Wenn beispielsweise Waren und Dienstleistungen sowohl in einer „echten Währung“ als auch in einem Krypto-Asset bepreist werden, „würden Haushalte und Unternehmen viel Zeit und Ressourcen aufwenden, um auszuwählen, welche sie verwenden möchten produktiv. „Die Regierung wäre auch Wechselkursrisiken ausgesetzt, wenn sie beispielsweise Steuern sowohl in Krypto-Assets als auch in einer traditionellen Währung akzeptiert, aber ihre Ausgaben hauptsächlich in traditionellen Währungen tätigt.

Außerdem würde die Geldpolitik ihre Kontrolle verlieren: „Zentralbanken können keine Zinssätze für Fremdwährungen festlegen. Wenn ein Land eine Fremdwährung als seine eigene akzeptiert, wird es normalerweise "importiert" die Vertrauenswürdigkeit der ausländischen Geldpolitik und versucht, die eigene Wirtschaft und Zinssätze den ausländischen Konjunkturzyklen anzupassen. „Bei Kryptowährungen ist beides nicht möglich.

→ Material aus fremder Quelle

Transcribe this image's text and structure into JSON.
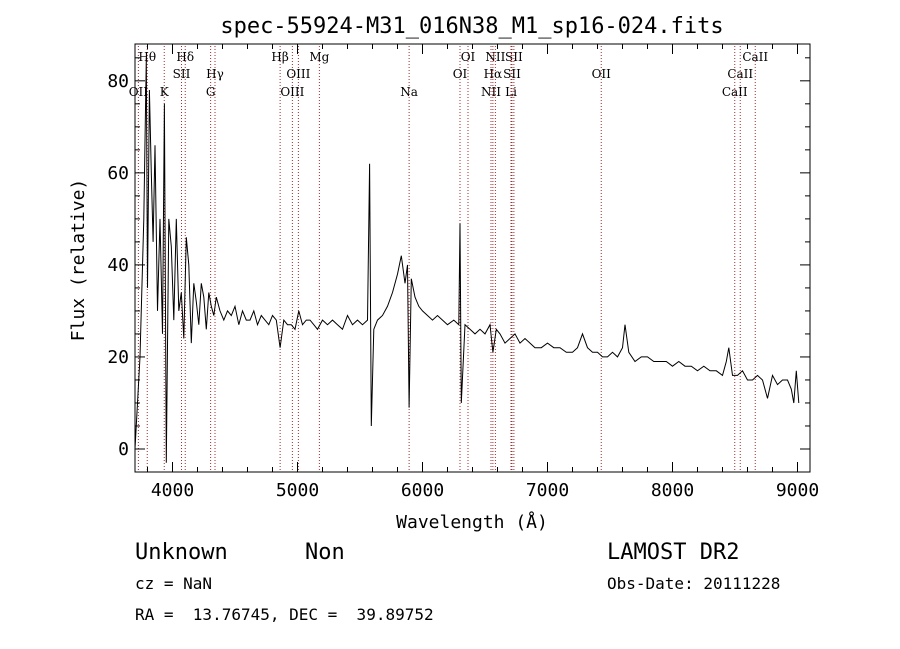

Die Folge davon ist, „dass die Inlandspreise sehr instabil werden.“ Selbst wenn alle Preise in Bitcoin angegeben würden, „würden die Preise importierter Waren und Dienstleistungen weiterhin massiv schwanken.“ [19659005]Auch die finanzielle Integrität würde leiden: "Ohne robuste Maßnahmen gegen Geldwäsche und Terrorismusfinanzierung würden Krypto-Assets verwendet, um schmutziges Geld zu waschen, Steuern zu vermeiden und Terrorismus zu finanzieren. Dies könnte zu einem Risiko für das Finanzsystem eines Landes, für seine Finanzen" werden Gleichgewicht und für seine Beziehungen zu anderen Ländern und Banken." sowie Betrug und Cyberangriffe könnten den Verbraucherschutz beeinträchtigen ogie“ von Kryptowährungen, „einschließlich ihres Potenzials für billigere und integrativere Finanzdienstleistungen.“ Diese sollten nicht übersehen werden. Die Regierungen müssten sich darauf vorbereiten, solche Dienste bereitzustellen, "und neue Arten von digitalem Geld zu fördern, während gleichzeitig Stabilität, Effizienz, Gleichheit und ökologische Nachhaltigkeit gewahrt bleiben". Alles andere ist eine Abkürzung, von der der IWF abrät.